Im Dorf ist diese Kälte, die ich seit dem Vorfall beim Sommerfest des Männervereins spüre, bei dem H. einen über den Durst getrunken hatte (2019?). Dieses: Du gehörst hier nicht hin, wir dulden Dich, aber von uns hast Du nichts zu erwarten, schon gar keine Wärme. Um hier zu überleben, musst Du stark sein.
Normalerweise bin ich stark, nur momentan halt nicht.

* * * * *

Im Fernsehen Inspector Barnaby und anschließend Inspector Banks. Der Fernseher steht noch vom letzten Montag auf dem richtigen Programm. Zum „Abendbrot“ eine Scheibe Bärlauchbrot mit Frischkäse.

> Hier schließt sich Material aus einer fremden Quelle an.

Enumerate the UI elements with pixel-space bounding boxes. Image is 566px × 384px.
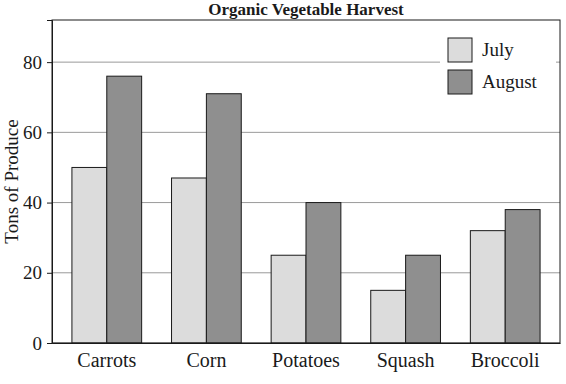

In der Wohnung unter mir soll morgen und übermorgen renoviert werden. Die Eltern einer Frau aus der WG im ersten Stock haben sie gekauft. Als Ferienwohnung, weil beide Kinder in Berlin leben, sie aber nicht. Das wird aber natürlich nicht so deutlich gesagt; man will schließlich nicht als Gentrifizierer dastehen.

* * * * *

Woran ich mich erinnern will:
In der Sonne auf der Terrasse einen leckeren Kaffee mit lieben Menschen trinken.

What I did today that could matter a year from now:
?

Was wichtig war:
Abgrenzen.
Atmen.
Frühzeitig anfangen.
Kontakt.
Heim fahren.

Begegnungsnotizen:
Menschen im Bus, in Zügen, auf Bahnhöfen, im Einkaufszentrum.
Die Nachbarn C. und D.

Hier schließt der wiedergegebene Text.